Is Calendly HIPAA Compliant?

Calendly is a tool that is popularly used by many businesses for managing meeting and appointment schedules. Can Calendly be used by healthcare organizations? Does it’s use comply with HIPAA?

Businesses generally spend considerable time and effort scheduling meetings and appointments and going after employees to confirm appointments. Calendly is created to do away with the wasting of time. It prevents the typical game of phone tag and makes scheduling appointments and creating schedules a lot easier. Calendly could lessen no-show incidences by sending reminder emails and text alerts about the start of meetings automatically.

Calendly works with favorite software platforms like iCloud calendar, Google Calendar, Office 365, Salesforce and GoToMeeting. It could also integrate directly with organization websites so clients can book their appointments on the web.

The platform could also be used by healthcare companies to schedule internal meetings, however to use Calendly in association with electronic protected health information (ePHI), there must be a business associate agreement (BAA) between the healthcare organization and Calendly.

Does Calendly Support HIPAA Compliance?

Calendly clearly states on its website the security of all information uploaded to its platform.
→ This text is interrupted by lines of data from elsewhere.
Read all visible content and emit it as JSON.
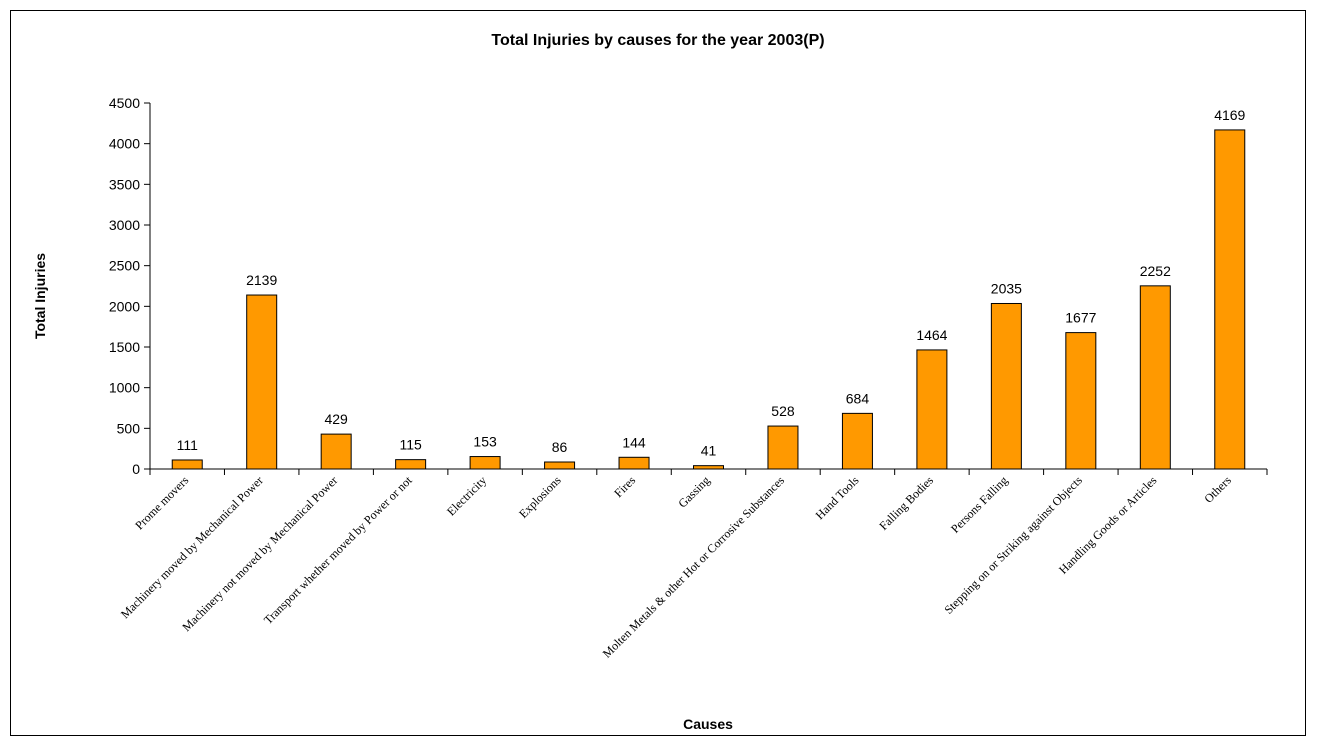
{
  "chart_data": {
    "type": "bar",
    "title": "Total Injuries by causes for the year 2003(P)",
    "xlabel": "Causes",
    "ylabel": "Total Injuries",
    "ylim": [
      0,
      4500
    ],
    "yticks": [
      0,
      500,
      1000,
      1500,
      2000,
      2500,
      3000,
      3500,
      4000,
      4500
    ],
    "grid": false,
    "legend": "none",
    "bar_color": "#FF9900",
    "bar_border_color": "#000000",
    "categories": [
      "Prome movers",
      "Machinery moved by Mechanical Power",
      "Machinery not moved by Mechanical Power",
      "Transport whether moved by Power or not",
      "Electricity",
      "Explosions",
      "Fires",
      "Gassing",
      "Molten Metals & other Hot or Corrosive Substances",
      "Hand Tools",
      "Falling Bodies",
      "Persons Falling",
      "Stepping on or Striking against Objects",
      "Handling Goods or Articles",
      "Others"
    ],
    "values": [
      111,
      2139,
      429,
      115,
      153,
      86,
      144,
      41,
      528,
      684,
      1464,
      2035,
      1677,
      2252,
      4169
    ]
  }
}
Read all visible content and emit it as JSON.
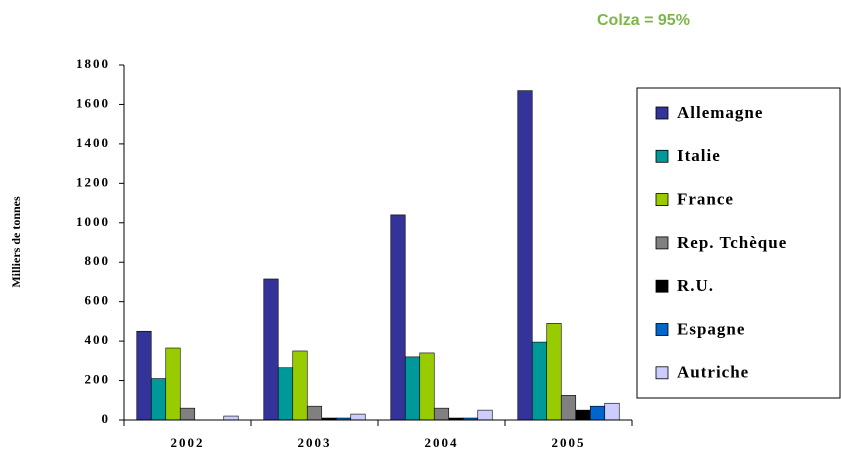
{
  "chart_data": {
    "type": "bar",
    "annotation": "Colza = 95%",
    "y_label": "Milliers de tonnes",
    "categories": [
      "2002",
      "2003",
      "2004",
      "2005"
    ],
    "series": [
      {
        "name": "Allemagne",
        "color": "#333399",
        "values": [
          450,
          715,
          1040,
          1670
        ]
      },
      {
        "name": "Italie",
        "color": "#009999",
        "values": [
          210,
          265,
          320,
          395
        ]
      },
      {
        "name": "France",
        "color": "#99cc00",
        "values": [
          365,
          350,
          340,
          490
        ]
      },
      {
        "name": "Rep. Tchèque",
        "color": "#808080",
        "values": [
          60,
          70,
          60,
          125
        ]
      },
      {
        "name": "R.U.",
        "color": "#000000",
        "values": [
          0,
          10,
          10,
          50
        ]
      },
      {
        "name": "Espagne",
        "color": "#0066cc",
        "values": [
          0,
          10,
          10,
          70
        ]
      },
      {
        "name": "Autriche",
        "color": "#ccccff",
        "values": [
          20,
          30,
          50,
          85
        ]
      }
    ],
    "ylim": [
      0,
      1800
    ],
    "yticks": [
      0,
      200,
      400,
      600,
      800,
      1000,
      1200,
      1400,
      1600,
      1800
    ],
    "grid": false,
    "legend": "right"
  }
}
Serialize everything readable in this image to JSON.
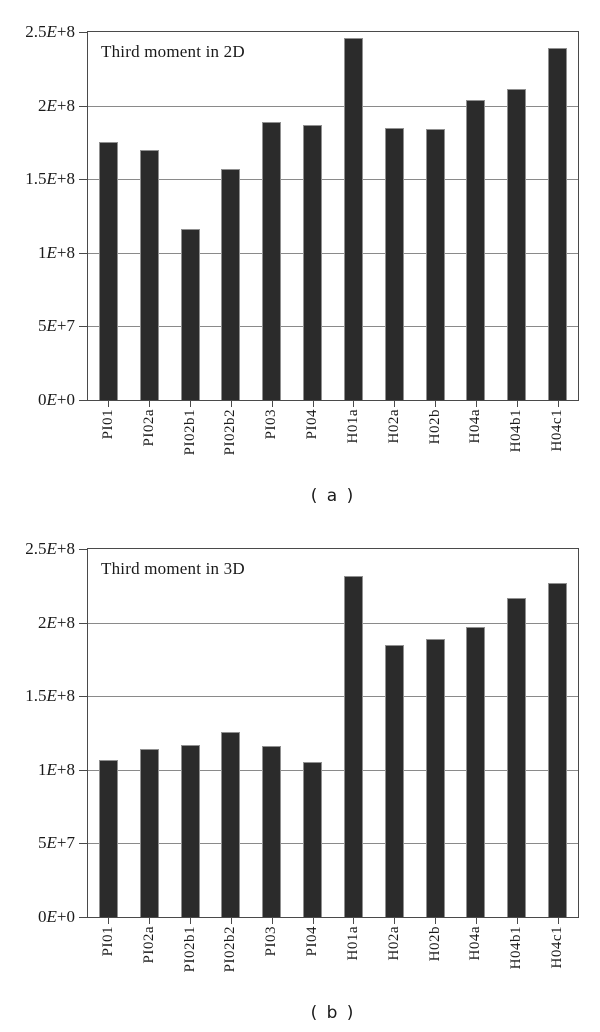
{
  "figure": {
    "background": "#ffffff",
    "colors": {
      "bar": "#2b2b2b",
      "bar_edge": "#909090",
      "grid": "#8a8a8a",
      "spine": "#4a4a4a",
      "text": "#1a1a1a"
    }
  },
  "chart_data": [
    {
      "type": "bar",
      "title": "Third moment in 2D",
      "caption": "( a )",
      "categories": [
        "PI01",
        "PI02a",
        "PI02b1",
        "PI02b2",
        "PI03",
        "PI04",
        "H01a",
        "H02a",
        "H02b",
        "H04a",
        "H04b1",
        "H04c1"
      ],
      "values": [
        175000000,
        170000000,
        116000000,
        157000000,
        189000000,
        187000000,
        246000000,
        185000000,
        184000000,
        204000000,
        211000000,
        239000000
      ],
      "ylim": [
        0,
        250000000
      ],
      "yticks": [
        {
          "value": 0,
          "label": "0E+0"
        },
        {
          "value": 50000000,
          "label": "5E+7"
        },
        {
          "value": 100000000,
          "label": "1E+8"
        },
        {
          "value": 150000000,
          "label": "1.5E+8"
        },
        {
          "value": 200000000,
          "label": "2E+8"
        },
        {
          "value": 250000000,
          "label": "2.5E+8"
        }
      ],
      "grid": true,
      "legend": false,
      "xlabel": "",
      "ylabel": ""
    },
    {
      "type": "bar",
      "title": "Third moment in 3D",
      "caption": "( b )",
      "categories": [
        "PI01",
        "PI02a",
        "PI02b1",
        "PI02b2",
        "PI03",
        "PI04",
        "H01a",
        "H02a",
        "H02b",
        "H04a",
        "H04b1",
        "H04c1"
      ],
      "values": [
        107000000,
        114000000,
        117000000,
        126000000,
        116000000,
        105000000,
        232000000,
        185000000,
        189000000,
        197000000,
        217000000,
        227000000
      ],
      "ylim": [
        0,
        250000000
      ],
      "yticks": [
        {
          "value": 0,
          "label": "0E+0"
        },
        {
          "value": 50000000,
          "label": "5E+7"
        },
        {
          "value": 100000000,
          "label": "1E+8"
        },
        {
          "value": 150000000,
          "label": "1.5E+8"
        },
        {
          "value": 200000000,
          "label": "2E+8"
        },
        {
          "value": 250000000,
          "label": "2.5E+8"
        }
      ],
      "grid": true,
      "legend": false,
      "xlabel": "",
      "ylabel": ""
    }
  ]
}
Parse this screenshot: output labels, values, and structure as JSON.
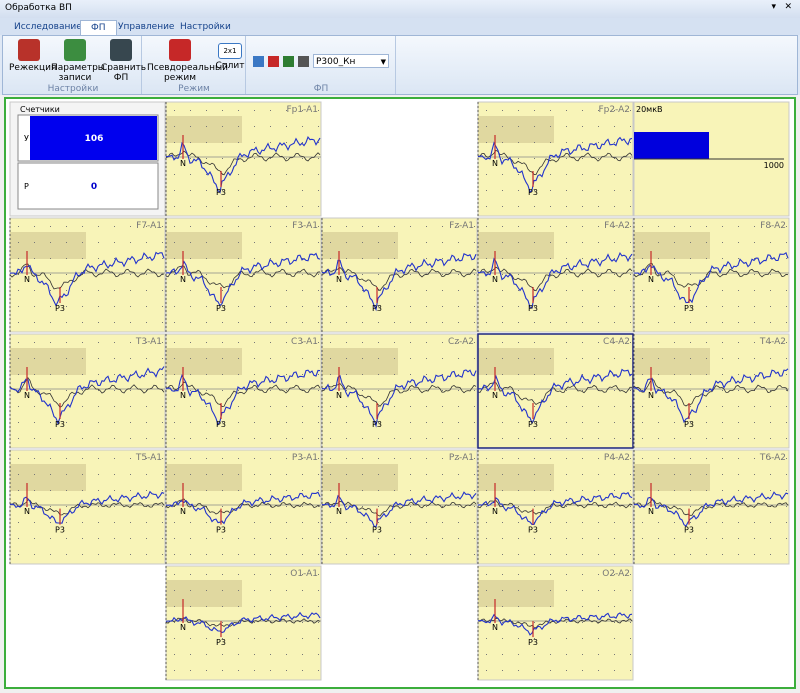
{
  "window": {
    "title": "Обработка ВП"
  },
  "tabs": [
    "Исследование",
    "ФП",
    "Управление",
    "Настройки"
  ],
  "ribbon": {
    "groups": [
      {
        "title": "Настройки",
        "buttons": [
          "Режекция",
          "Параметры записи",
          "Сравнить ФП"
        ]
      },
      {
        "title": "Режим",
        "buttons": [
          "Псевдореальный режим",
          "Сплит"
        ]
      },
      {
        "title": "ФП",
        "buttons": []
      }
    ],
    "split_icon": "2x1",
    "dropdown": "P300_Кн"
  },
  "counters": {
    "title": "Счетчики",
    "rows": [
      {
        "label": "У",
        "value": 106
      },
      {
        "label": "Р",
        "value": 0
      }
    ]
  },
  "scale": {
    "label": "20мкВ",
    "max": 1000
  },
  "markers": [
    "N",
    "P3"
  ],
  "leads": [
    [
      null,
      "Fp1-A1",
      null,
      "Fp2-A2",
      null
    ],
    [
      "F7-A1",
      "F3-A1",
      "Fz-A1",
      "F4-A2",
      "F8-A2"
    ],
    [
      "T3-A1",
      "C3-A1",
      "Cz-A2",
      "C4-A2",
      "T4-A2"
    ],
    [
      "T5-A1",
      "P3-A1",
      "Pz-A1",
      "P4-A2",
      "T6-A2"
    ],
    [
      null,
      "O1-A1",
      null,
      "O2-A2",
      null
    ]
  ]
}
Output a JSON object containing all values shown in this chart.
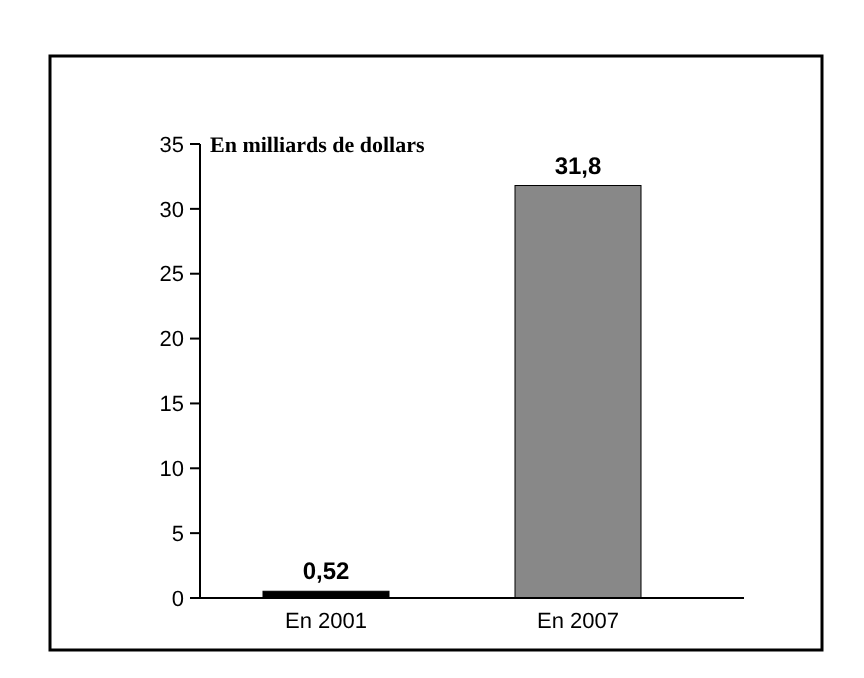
{
  "chart_data": {
    "type": "bar",
    "ylabel": "En milliards de dollars",
    "categories": [
      "En 2001",
      "En 2007"
    ],
    "values": [
      0.52,
      31.8
    ],
    "colors": [
      "#000000",
      "#888888"
    ],
    "value_labels": [
      "0,52",
      "31,8"
    ],
    "ylim": [
      0,
      35
    ],
    "yticks": [
      0,
      5,
      10,
      15,
      20,
      25,
      30,
      35
    ],
    "grid": false
  }
}
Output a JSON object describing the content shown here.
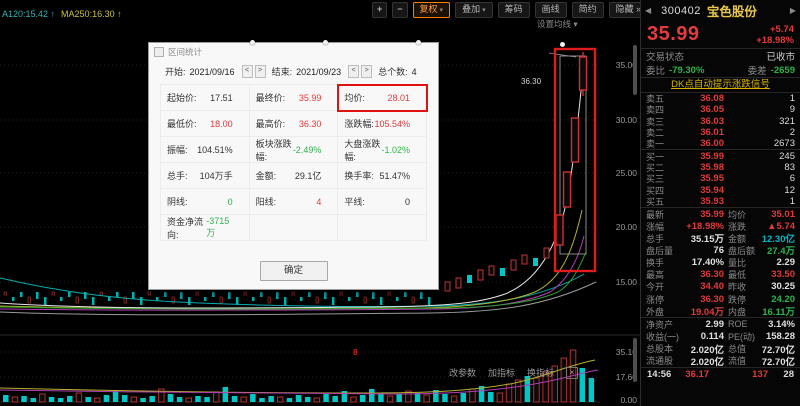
{
  "colors": {
    "up": "#e03a3a",
    "down": "#2eb34a",
    "neutral_dark": "#222222",
    "neutral_light": "#e0e0e0",
    "cyan": "#00b7c3",
    "accent_orange": "#ff8a1e",
    "link_yellow": "#d8b400",
    "name_gold": "#e8c84a"
  },
  "topbar": {
    "ma_info": [
      {
        "text": "A120:15.42 ↑",
        "color": "#2fb5b5"
      },
      {
        "text": "MA250:16.30 ↑",
        "color": "#c9c23a"
      }
    ],
    "buttons": [
      {
        "label": "+",
        "small": true
      },
      {
        "label": "−",
        "small": true
      },
      {
        "label": "复权",
        "caret": "▾",
        "accent": true
      },
      {
        "label": "叠加",
        "caret": "▾"
      },
      {
        "label": "筹码"
      },
      {
        "label": "画线"
      },
      {
        "label": "简约"
      },
      {
        "label": "隐藏 »"
      }
    ],
    "ma_settings": "设置均线 ▾"
  },
  "chart": {
    "price_axis": [
      "35.00",
      "30.00",
      "25.00",
      "20.00",
      "15.00"
    ],
    "volume_axis": [
      "35.10",
      "17.60",
      "0.00"
    ],
    "high_annotation": "36.30",
    "event_marker": "8",
    "indicator_toolbar": [
      "改参数",
      "加指标",
      "换指标"
    ],
    "close_glyph": "×",
    "volume_bars": [
      [
        7,
        "c"
      ],
      [
        5,
        "r"
      ],
      [
        6,
        "c"
      ],
      [
        4,
        "c"
      ],
      [
        8,
        "r"
      ],
      [
        5,
        "c"
      ],
      [
        4,
        "c"
      ],
      [
        6,
        "c"
      ],
      [
        9,
        "r"
      ],
      [
        5,
        "c"
      ],
      [
        4,
        "r"
      ],
      [
        7,
        "c"
      ],
      [
        11,
        "c"
      ],
      [
        7,
        "c"
      ],
      [
        5,
        "r"
      ],
      [
        4,
        "c"
      ],
      [
        6,
        "c"
      ],
      [
        13,
        "r"
      ],
      [
        8,
        "c"
      ],
      [
        5,
        "c"
      ],
      [
        4,
        "r"
      ],
      [
        6,
        "c"
      ],
      [
        5,
        "c"
      ],
      [
        10,
        "r"
      ],
      [
        15,
        "c"
      ],
      [
        6,
        "c"
      ],
      [
        5,
        "r"
      ],
      [
        8,
        "c"
      ],
      [
        4,
        "c"
      ],
      [
        6,
        "c"
      ],
      [
        5,
        "r"
      ],
      [
        4,
        "c"
      ],
      [
        7,
        "c"
      ],
      [
        5,
        "c"
      ],
      [
        4,
        "r"
      ],
      [
        8,
        "c"
      ],
      [
        6,
        "c"
      ],
      [
        11,
        "c"
      ],
      [
        5,
        "r"
      ],
      [
        7,
        "c"
      ],
      [
        13,
        "c"
      ],
      [
        9,
        "c"
      ],
      [
        6,
        "r"
      ],
      [
        8,
        "c"
      ],
      [
        11,
        "r"
      ],
      [
        9,
        "c"
      ],
      [
        7,
        "r"
      ],
      [
        12,
        "c"
      ],
      [
        8,
        "c"
      ],
      [
        6,
        "r"
      ],
      [
        9,
        "c"
      ],
      [
        13,
        "r"
      ],
      [
        16,
        "c"
      ],
      [
        10,
        "c"
      ],
      [
        9,
        "r"
      ],
      [
        18,
        "r"
      ],
      [
        22,
        "r"
      ],
      [
        26,
        "c"
      ],
      [
        24,
        "r"
      ],
      [
        30,
        "r"
      ],
      [
        36,
        "r"
      ],
      [
        44,
        "r"
      ],
      [
        52,
        "r"
      ],
      [
        34,
        "c"
      ],
      [
        24,
        "c"
      ]
    ]
  },
  "dialog": {
    "title": "区间统计",
    "range": {
      "fields": [
        {
          "label": "开始:",
          "value": "2021/09/16"
        },
        {
          "label": "结束:",
          "value": "2021/09/23"
        },
        {
          "label": "总个数:",
          "value": "4"
        }
      ],
      "prev": "<",
      "next": ">"
    },
    "rows": [
      [
        {
          "l": "起始价:",
          "v": "17.51",
          "c": "neutral"
        },
        {
          "l": "最终价:",
          "v": "35.99",
          "c": "up"
        },
        {
          "l": "均价:",
          "v": "28.01",
          "c": "up",
          "hl": true
        }
      ],
      [
        {
          "l": "最低价:",
          "v": "18.00",
          "c": "up"
        },
        {
          "l": "最高价:",
          "v": "36.30",
          "c": "up"
        },
        {
          "l": "涨跌幅:",
          "v": "105.54%",
          "c": "up"
        }
      ],
      [
        {
          "l": "振幅:",
          "v": "104.51%",
          "c": "neutral"
        },
        {
          "l": "板块涨跌幅:",
          "v": "-2.49%",
          "c": "down"
        },
        {
          "l": "大盘涨跌幅:",
          "v": "-1.02%",
          "c": "down"
        }
      ],
      [
        {
          "l": "总手:",
          "v": "104万手",
          "c": "neutral"
        },
        {
          "l": "金额:",
          "v": "29.1亿",
          "c": "neutral"
        },
        {
          "l": "换手率:",
          "v": "51.47%",
          "c": "neutral"
        }
      ],
      [
        {
          "l": "阴线:",
          "v": "0",
          "c": "down"
        },
        {
          "l": "阳线:",
          "v": "4",
          "c": "up"
        },
        {
          "l": "平线:",
          "v": "0",
          "c": "neutral"
        }
      ],
      [
        {
          "l": "资金净流向:",
          "v": "-3715万",
          "c": "down"
        },
        {
          "l": "",
          "v": "",
          "c": "neutral"
        },
        {
          "l": "",
          "v": "",
          "c": "neutral"
        }
      ]
    ],
    "confirm": "确定"
  },
  "quote": {
    "prev_arrow": "◀",
    "next_arrow": "▶",
    "code": "300402",
    "name": "宝色股份",
    "last": "35.99",
    "change": "+5.74",
    "change_pct": "+18.98%",
    "status_label": "交易状态",
    "status": "已收市",
    "weibi_label": "委比",
    "weibi": "-79.30%",
    "weicha_label": "委差",
    "weicha": "-2659",
    "dk_link": "DK点自动提示涨跌信号",
    "asks": [
      {
        "l": "卖五",
        "p": "36.08",
        "q": "1"
      },
      {
        "l": "卖四",
        "p": "36.05",
        "q": "9"
      },
      {
        "l": "卖三",
        "p": "36.03",
        "q": "321"
      },
      {
        "l": "卖二",
        "p": "36.01",
        "q": "2"
      },
      {
        "l": "卖一",
        "p": "36.00",
        "q": "2673"
      }
    ],
    "bids": [
      {
        "l": "买一",
        "p": "35.99",
        "q": "245"
      },
      {
        "l": "买二",
        "p": "35.98",
        "q": "83"
      },
      {
        "l": "买三",
        "p": "35.95",
        "q": "6"
      },
      {
        "l": "买四",
        "p": "35.94",
        "q": "12"
      },
      {
        "l": "买五",
        "p": "35.93",
        "q": "1"
      }
    ],
    "details": [
      [
        {
          "l": "最新",
          "v": "35.99",
          "c": "up"
        },
        {
          "l": "均价",
          "v": "35.01",
          "c": "up"
        }
      ],
      [
        {
          "l": "涨幅",
          "v": "+18.98%",
          "c": "up"
        },
        {
          "l": "涨跌",
          "v": "▲5.74",
          "c": "up"
        }
      ],
      [
        {
          "l": "总手",
          "v": "35.15万",
          "c": "neutral"
        },
        {
          "l": "金额",
          "v": "12.30亿",
          "c": "cyan"
        }
      ],
      [
        {
          "l": "盘后量",
          "v": "76",
          "c": "neutral"
        },
        {
          "l": "盘后额",
          "v": "27.4万",
          "c": "down"
        }
      ],
      [
        {
          "l": "换手",
          "v": "17.40%",
          "c": "neutral"
        },
        {
          "l": "量比",
          "v": "2.29",
          "c": "neutral"
        }
      ],
      [
        {
          "l": "最高",
          "v": "36.30",
          "c": "up"
        },
        {
          "l": "最低",
          "v": "33.50",
          "c": "up"
        }
      ],
      [
        {
          "l": "今开",
          "v": "34.40",
          "c": "up"
        },
        {
          "l": "昨收",
          "v": "30.25",
          "c": "neutral"
        }
      ],
      [
        {
          "l": "涨停",
          "v": "36.30",
          "c": "up"
        },
        {
          "l": "跌停",
          "v": "24.20",
          "c": "down"
        }
      ],
      [
        {
          "l": "外盘",
          "v": "19.04万",
          "c": "up"
        },
        {
          "l": "内盘",
          "v": "16.11万",
          "c": "down"
        }
      ]
    ],
    "fundamentals": [
      [
        {
          "l": "净资产",
          "v": "2.99",
          "c": "neutral"
        },
        {
          "l": "ROE",
          "v": "3.14%",
          "c": "neutral"
        }
      ],
      [
        {
          "l": "收益(一)",
          "v": "0.114",
          "c": "neutral"
        },
        {
          "l": "PE(动)",
          "v": "158.28",
          "c": "neutral"
        }
      ],
      [
        {
          "l": "总股本",
          "v": "2.020亿",
          "c": "neutral"
        },
        {
          "l": "总值",
          "v": "72.70亿",
          "c": "neutral"
        }
      ],
      [
        {
          "l": "流通股",
          "v": "2.020亿",
          "c": "neutral"
        },
        {
          "l": "流值",
          "v": "72.70亿",
          "c": "neutral"
        }
      ]
    ],
    "ticks": [
      {
        "t": "14:56",
        "p": "36.17",
        "v": "137",
        "n": "28"
      }
    ]
  }
}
This scheduling application uses 256-bit encryption for the protection of transmitted and stored data. The platform is hosted on the HIPAA-compliant hosting solution of Amazon Web Services. Calendly does not read health-related charts or other private information, only the status of calendared activities to avoid double bookings.

Although Calendly is secure, it is stated on its website that:

  • Calendly is not to be employed for acquiring Protected Health Information (PHI).
  • No personal or medical questions should be included by healthcare companies in forms when scheduling appointments.
  • Calendly will not enter into BAAs with HIPAA covered entities.

Hence, Calendly is not HIPAA-compliant. It is all right for healthcare companies to use it if no ePHI is used. It is required for healthcare companies to use only HIPAA-compliant scheduling applications for managing patient visits.